Google Healthcare Chief: Answer Patient Questions, Not Just Brand Talking Points
Dr. Garth Graham, director and global head of healthcare and public health at Google and YouTube, told pharmaceutical marketers at the MM+M Transform conference that their content strategy needs a fundamental shift. Stop answering the questions your brand wants to answer. Start answering the questions patients are actually asking.
Graham closed the daylong conference with a keynote focused on how drugmakers can build credibility in an era dominated by AI search and video platforms. YouTube alone has surpassed 1 trillion views on healthcare information globally, making it a primary destination for medical queries.
Authoritative Content Matters More
Video platforms over-index on authoritative information. That means pharma brands need to ensure their content is backed by credible voices-licensed providers or clinical scientists-and citable by AI systems.
Graham said the approach requires thinking through what lens patients use when seeking information about a disease or medication. What would they actually want to know at each stage of diagnosis or treatment?
"If you are going to teach someone about some concept around a disease process or medication, think through what's the lens they're looking through," Graham said.

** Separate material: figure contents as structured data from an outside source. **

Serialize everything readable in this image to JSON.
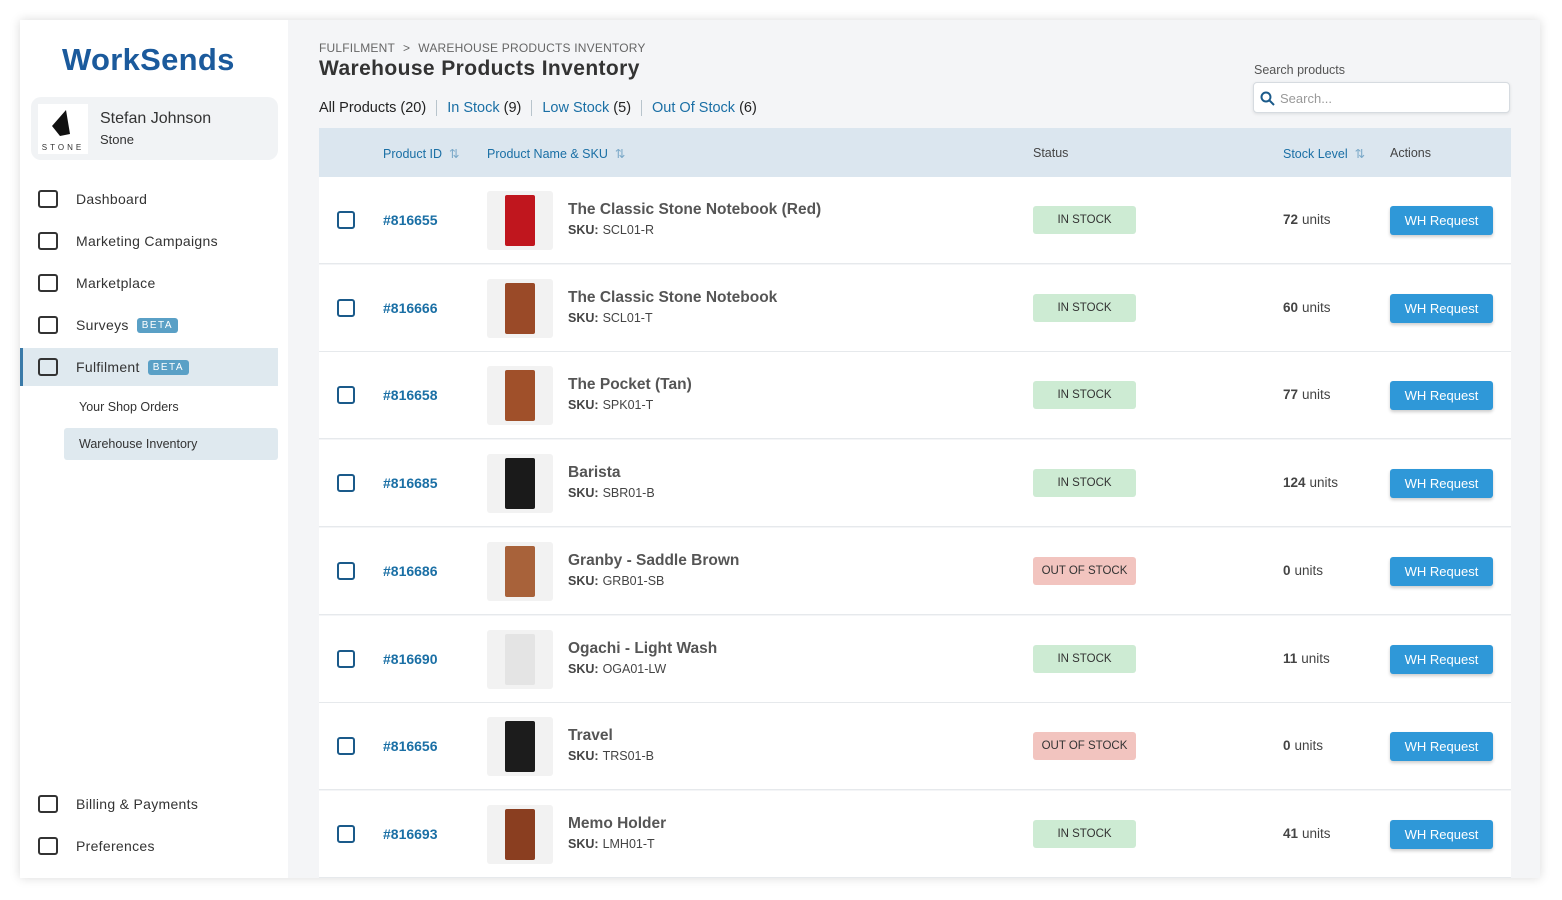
{
  "sidebar": {
    "logo": "WorkSends",
    "user": {
      "name": "Stefan Johnson",
      "company": "Stone",
      "logo_text": "STONE"
    },
    "nav": [
      {
        "label": "Dashboard"
      },
      {
        "label": "Marketing Campaigns"
      },
      {
        "label": "Marketplace"
      },
      {
        "label": "Surveys",
        "badge": "BETA"
      },
      {
        "label": "Fulfilment",
        "badge": "BETA"
      }
    ],
    "subnav": [
      {
        "label": "Your Shop Orders"
      },
      {
        "label": "Warehouse Inventory"
      }
    ],
    "bottom_nav": [
      {
        "label": "Billing & Payments"
      },
      {
        "label": "Preferences"
      }
    ]
  },
  "header": {
    "breadcrumb": [
      "FULFILMENT",
      ">",
      "WAREHOUSE PRODUCTS INVENTORY"
    ],
    "title": "Warehouse Products Inventory",
    "tabs": [
      {
        "label": "All Products",
        "count": "(20)"
      },
      {
        "label": "In Stock",
        "count": "(9)"
      },
      {
        "label": "Low Stock",
        "count": "(5)"
      },
      {
        "label": "Out Of Stock",
        "count": "(6)"
      }
    ],
    "search_label": "Search products",
    "search_placeholder": "Search..."
  },
  "table": {
    "columns": [
      "Product ID",
      "Product Name & SKU",
      "Status",
      "Stock Level",
      "Actions"
    ],
    "sku_label": "SKU:",
    "unit": "units",
    "action": "WH Request",
    "rows": [
      {
        "id": "#816655",
        "name": "The Classic Stone Notebook (Red)",
        "sku": "SCL01-R",
        "status": "IN STOCK",
        "stock": 72
      },
      {
        "id": "#816666",
        "name": "The Classic Stone Notebook",
        "sku": "SCL01-T",
        "status": "IN STOCK",
        "stock": 60
      },
      {
        "id": "#816658",
        "name": "The Pocket (Tan)",
        "sku": "SPK01-T",
        "status": "IN STOCK",
        "stock": 77
      },
      {
        "id": "#816685",
        "name": "Barista",
        "sku": "SBR01-B",
        "status": "IN STOCK",
        "stock": 124
      },
      {
        "id": "#816686",
        "name": "Granby - Saddle Brown",
        "sku": "GRB01-SB",
        "status": "OUT OF STOCK",
        "stock": 0
      },
      {
        "id": "#816690",
        "name": "Ogachi - Light Wash",
        "sku": "OGA01-LW",
        "status": "IN STOCK",
        "stock": 11
      },
      {
        "id": "#816656",
        "name": "Travel",
        "sku": "TRS01-B",
        "status": "OUT OF STOCK",
        "stock": 0
      },
      {
        "id": "#816693",
        "name": "Memo Holder",
        "sku": "LMH01-T",
        "status": "IN STOCK",
        "stock": 41
      }
    ]
  }
}
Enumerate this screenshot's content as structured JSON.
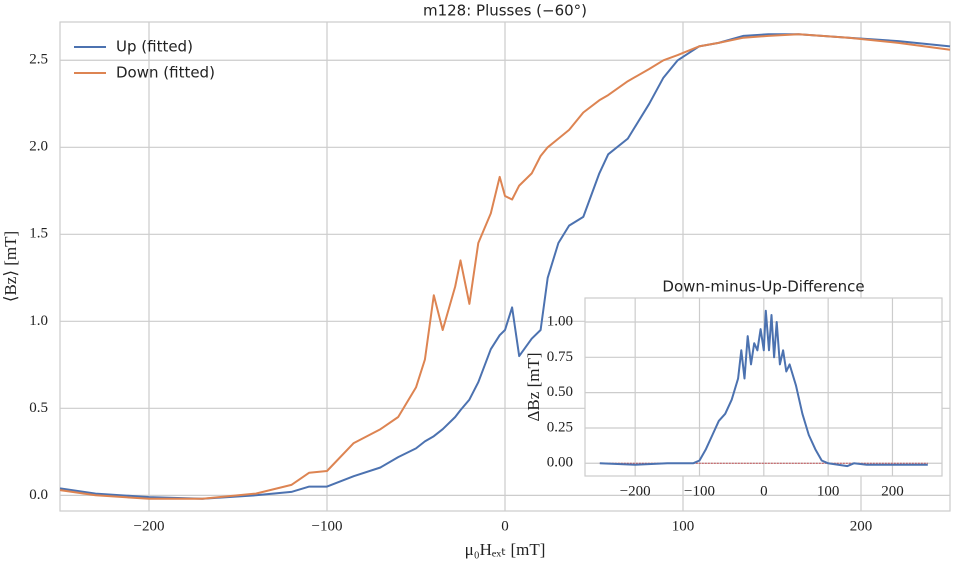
{
  "chart_data": [
    {
      "type": "line",
      "title": "m128: Plusses (−60°)",
      "xlabel": "μ₀Hₑₓₜ [mT]",
      "ylabel": "⟨Bz⟩ [mT]",
      "xlim": [
        -250,
        250
      ],
      "ylim": [
        -0.09,
        2.72
      ],
      "xticks": [
        {
          "value": -200,
          "label": "−200"
        },
        {
          "value": -100,
          "label": "−100"
        },
        0,
        100,
        200
      ],
      "yticks": [
        {
          "value": 0,
          "label": "0.0"
        },
        0.5,
        {
          "value": 1,
          "label": "1.0"
        },
        1.5,
        {
          "value": 2,
          "label": "2.0"
        },
        2.5
      ],
      "grid": true,
      "legend": "upper left",
      "x": [
        -250,
        -230,
        -200,
        -170,
        -140,
        -120,
        -110,
        -100,
        -85,
        -70,
        -60,
        -50,
        -45,
        -40,
        -35,
        -28,
        -25,
        -20,
        -15,
        -8,
        -3,
        0,
        4,
        8,
        15,
        20,
        24,
        30,
        36,
        44,
        53,
        58,
        69,
        81,
        89,
        97,
        109,
        120,
        134,
        148,
        165,
        193,
        221,
        250
      ],
      "series": [
        {
          "name": "Up (fitted)",
          "color": "#4c72b0",
          "values": [
            0.04,
            0.01,
            -0.01,
            -0.02,
            0,
            0.02,
            0.05,
            0.05,
            0.11,
            0.16,
            0.22,
            0.27,
            0.31,
            0.34,
            0.38,
            0.45,
            0.49,
            0.55,
            0.65,
            0.84,
            0.92,
            0.95,
            1.08,
            0.8,
            0.9,
            0.95,
            1.25,
            1.45,
            1.55,
            1.6,
            1.85,
            1.96,
            2.05,
            2.25,
            2.4,
            2.5,
            2.58,
            2.6,
            2.64,
            2.65,
            2.65,
            2.63,
            2.61,
            2.58
          ]
        },
        {
          "name": "Down (fitted)",
          "color": "#dd8452",
          "values": [
            0.03,
            0,
            -0.02,
            -0.02,
            0.01,
            0.06,
            0.13,
            0.14,
            0.3,
            0.38,
            0.45,
            0.62,
            0.78,
            1.15,
            0.95,
            1.2,
            1.35,
            1.1,
            1.45,
            1.62,
            1.83,
            1.72,
            1.7,
            1.78,
            1.85,
            1.95,
            2.0,
            2.05,
            2.1,
            2.2,
            2.27,
            2.3,
            2.38,
            2.45,
            2.5,
            2.53,
            2.58,
            2.6,
            2.63,
            2.64,
            2.65,
            2.63,
            2.6,
            2.56
          ]
        }
      ]
    },
    {
      "type": "line",
      "title": "Down-minus-Up-Difference",
      "ylabel": "ΔBz [mT]",
      "xlim": [
        -278,
        277
      ],
      "ylim": [
        -0.09,
        1.17
      ],
      "xticks": [
        {
          "value": -200,
          "label": "−200"
        },
        {
          "value": -100,
          "label": "−100"
        },
        0,
        100,
        200
      ],
      "yticks": [
        {
          "value": 0,
          "label": "0.00"
        },
        0.25,
        {
          "value": 0.5,
          "label": "0.50"
        },
        0.75,
        {
          "value": 1,
          "label": "1.00"
        }
      ],
      "grid": true,
      "x": [
        -255,
        -200,
        -150,
        -110,
        -100,
        -90,
        -80,
        -70,
        -60,
        -50,
        -40,
        -35,
        -30,
        -25,
        -20,
        -15,
        -10,
        -5,
        0,
        3,
        8,
        12,
        16,
        20,
        25,
        30,
        35,
        40,
        50,
        60,
        70,
        80,
        90,
        100,
        130,
        140,
        160,
        200,
        255
      ],
      "series": [
        {
          "color": "#4c72b0",
          "values": [
            0,
            -0.01,
            0,
            0,
            0.02,
            0.1,
            0.2,
            0.3,
            0.35,
            0.45,
            0.6,
            0.8,
            0.6,
            0.9,
            0.7,
            0.85,
            0.8,
            0.95,
            0.8,
            1.08,
            0.8,
            1.05,
            0.75,
            1.0,
            0.7,
            0.8,
            0.65,
            0.7,
            0.55,
            0.35,
            0.2,
            0.1,
            0.02,
            0,
            -0.02,
            0,
            -0.01,
            -0.01,
            -0.01
          ]
        }
      ]
    }
  ]
}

Simplify Complex Information
Pharma brands often default to complex scientific language. That strategy fails in the AI era. Modern search engines reward content that breaks down difficult concepts into language patients understand.
"What doesn't do well is information that's obscure and scientifically amazing but maybe not do well for patients," Graham said. "You want to break down the words into ways that people understand."
Mix Long-Form and Short-Form Video
Longform storytelling still performs well on YouTube. But short-form videos that directly answer specific patient questions are equally crucial for discoverability in AI search results.
Graham highlighted formats like "day in the life" content, where brands show personal health journeys rather than pushing clinical facts. This approach makes pharmaceutical companies more relatable and helps information stick.
Stay Flexible on Timelines
Graham advised marketing teams to stop committing to rigid six-month plans. AI tools are changing too fast. Instead, compress planning timelines and remain ready to pivot when the technology shifts.
"I would write your plans in pencil," he said. "You are living a part of the fourth industrial revolution right in front of your eyes."
For healthcare professionals managing content strategy or working with pharmaceutical clients, the message is clear: patient-centered content backed by credible sources and written in plain language will outperform brand-centric messaging in AI-driven search results.